Many students feel dishonest when practicing this lesson (and others like it) because they do not feel what they are saying. What they must understand is that it is not necessary to believe or feel it, but it is essential that they want to believe and feel it.
Remember the Introduction to this Workbook: “It is not necessary that you believe the ideas. It is not necessary that you accept them. And it is not necessary that you welcome them. Some of them you may actively resist. None of this will matter, or reduce their efficacy. But do not allow yourself to make exceptions in applying the ideas. Whatever your reaction to the ideas may be, use them. Nothing more than that is required.” (W-In.7)
This is the key: the practice is not about instantly reaching a specific mental state. It is about opening the door, even just a little, to the possibility that what the Course says is true. Repetition is not meant to force you into belief, but to create a space in your mind where a new perception can gently settle.
Each time you repeat the idea, even if you neither feel it nor believe it, you are planting a seed. With time, patience, and willingness, that seed will grow—not because you forced it, but because you allowed it. Willingness is the fertile soil in which miracles take root.
III In the next Lesson you will find this warning: “Think about what you are saying, about the meaning of the words” (W-41.9:2). This instruction is especially important when you make statements about yourself. It is not enough to understand intellectually what the words say; it is also essential to feel what they express. Only when thought and emotion unite does the practice become truly transformative.
Isn’t it true that when you reproach yourself you feel bad? That happens because thought and emotion have aligned, but in a negative direction.
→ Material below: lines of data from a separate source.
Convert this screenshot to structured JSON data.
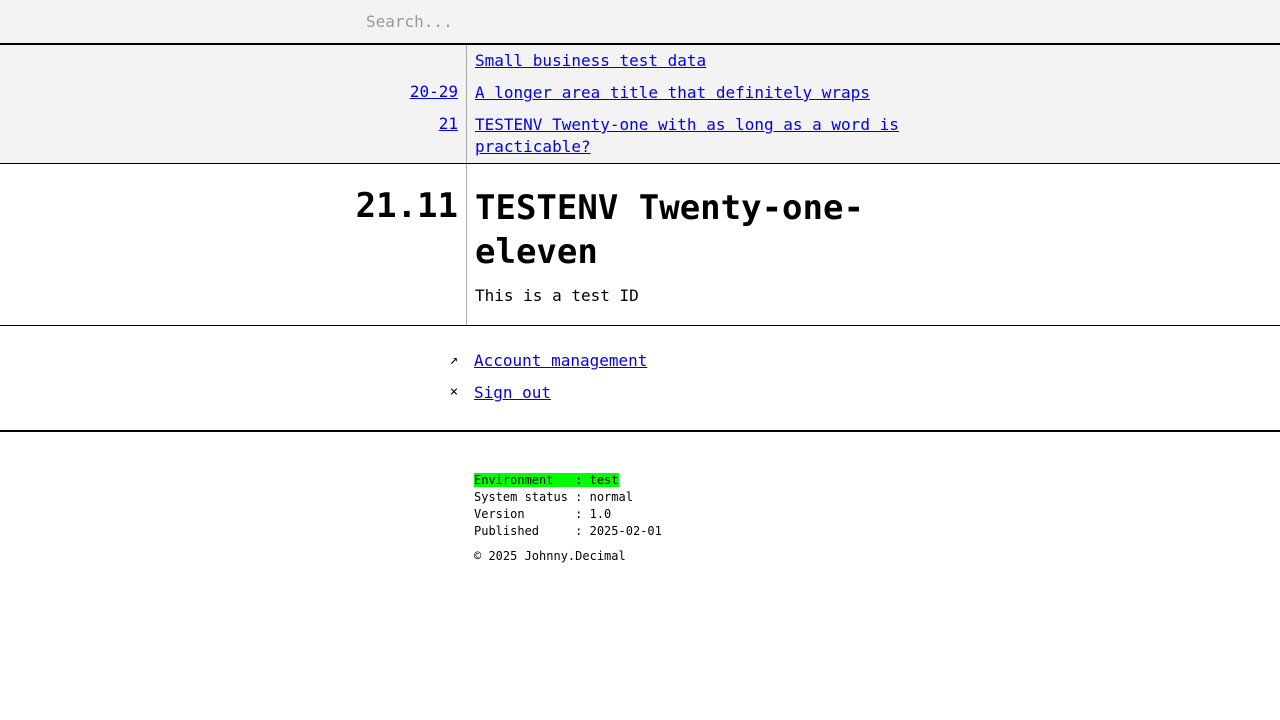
{
  "search": {
    "placeholder": "Search..."
  },
  "breadcrumbs": [
    {
      "number": "",
      "title": "Small business test data"
    },
    {
      "number": "20-29",
      "title": "A longer area title that definitely wraps"
    },
    {
      "number": "21",
      "title": "TESTENV Twenty-one with as long as a word is practicable?"
    }
  ],
  "main": {
    "id": "21.11",
    "title": "TESTENV Twenty-one-eleven",
    "description": "This is a test ID"
  },
  "account": {
    "items": [
      {
        "icon": "↗",
        "label": "Account management"
      },
      {
        "icon": "×",
        "label": "Sign out"
      }
    ]
  },
  "footer": {
    "environment": "Environment   : test",
    "system_status": "System status : normal",
    "version": "Version       : 1.0",
    "published": "Published     : 2025-02-01",
    "copyright": "© 2025 Johnny.Decimal",
    "env_highlight_color": "#00ff00"
  }
}
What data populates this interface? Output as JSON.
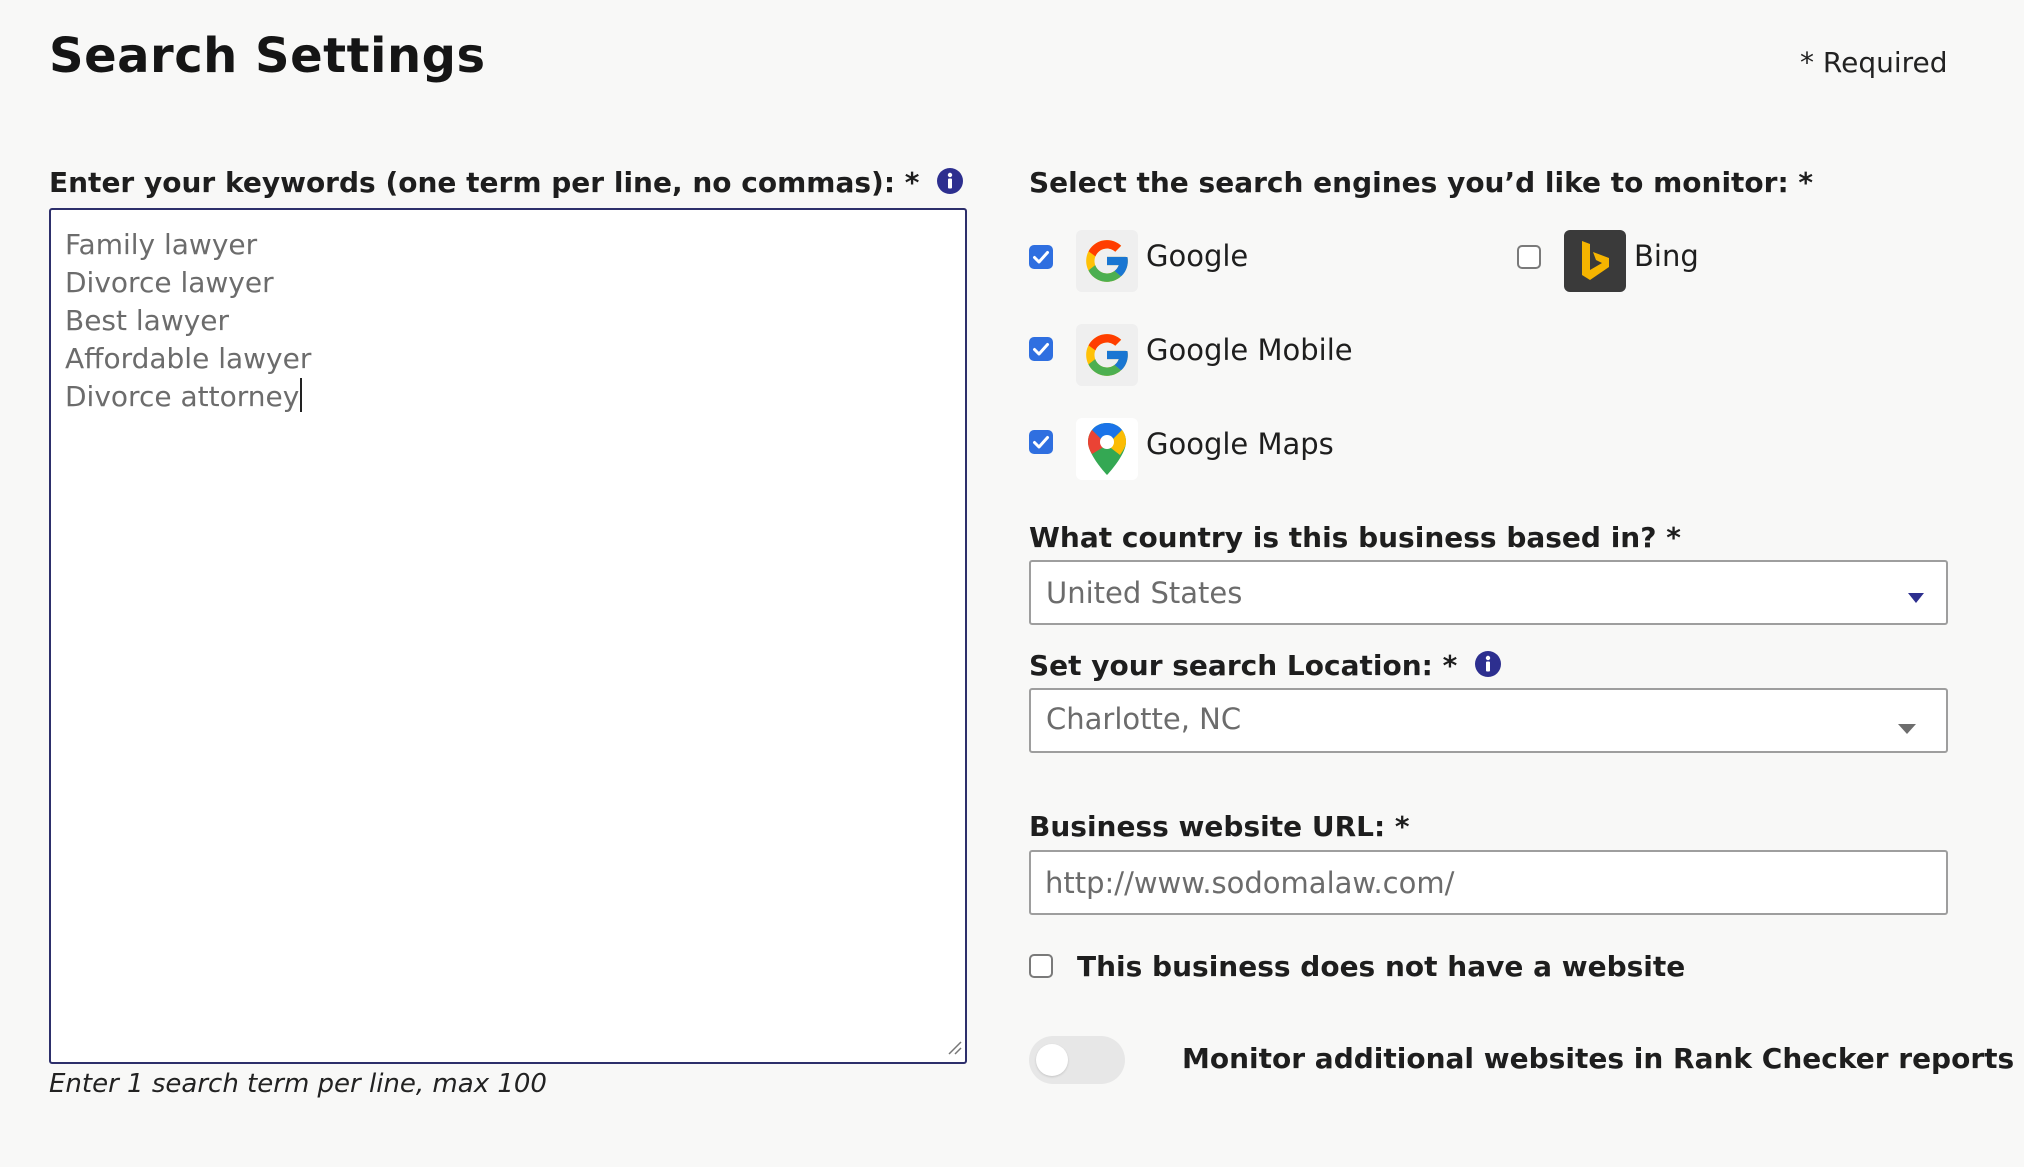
{
  "header": {
    "title": "Search Settings",
    "required_note": "* Required"
  },
  "keywords": {
    "label": "Enter your keywords (one term per line, no commas): *",
    "lines": [
      "Family lawyer",
      "Divorce lawyer",
      "Best lawyer",
      "Affordable lawyer",
      "Divorce attorney"
    ],
    "hint": "Enter 1 search term per line, max 100"
  },
  "engines": {
    "label": "Select the search engines you’d like to monitor: *",
    "items": [
      {
        "label": "Google",
        "checked": true
      },
      {
        "label": "Bing",
        "checked": false
      },
      {
        "label": "Google Mobile",
        "checked": true
      },
      {
        "label": "Google Maps",
        "checked": true
      }
    ]
  },
  "country": {
    "label": "What country is this business based in? *",
    "value": "United States"
  },
  "location": {
    "label": "Set your search Location: *",
    "value": "Charlotte, NC"
  },
  "website": {
    "label": "Business website URL: *",
    "value": "http://www.sodomalaw.com/"
  },
  "no_website": {
    "label": "This business does not have a website",
    "checked": false
  },
  "monitor_additional": {
    "label": "Monitor additional websites in Rank Checker reports",
    "enabled": false
  },
  "colors": {
    "accent": "#2f6fe0",
    "info_icon": "#2d2f8f",
    "textarea_border": "#2d2f6b"
  }
}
In the same way, when you introduce into your mind a positive idea about yourself—a true idea—it must be accompanied by the feeling that corresponds to it and by the inner certainty that it is real.
We can understand these declarations as the integration of three fundamental elements:
MEANING + EMOTION + CERTAINTY
Thus, when you say to yourself, for example, “I am peaceful,” you must clearly understand what it means to live from peace, allow yourself to feel the calm and expansiveness that peace generates, and affirm yourself with conviction in that truth, at least in that moment. Only then will the idea cease to be a phrase and become a living experience.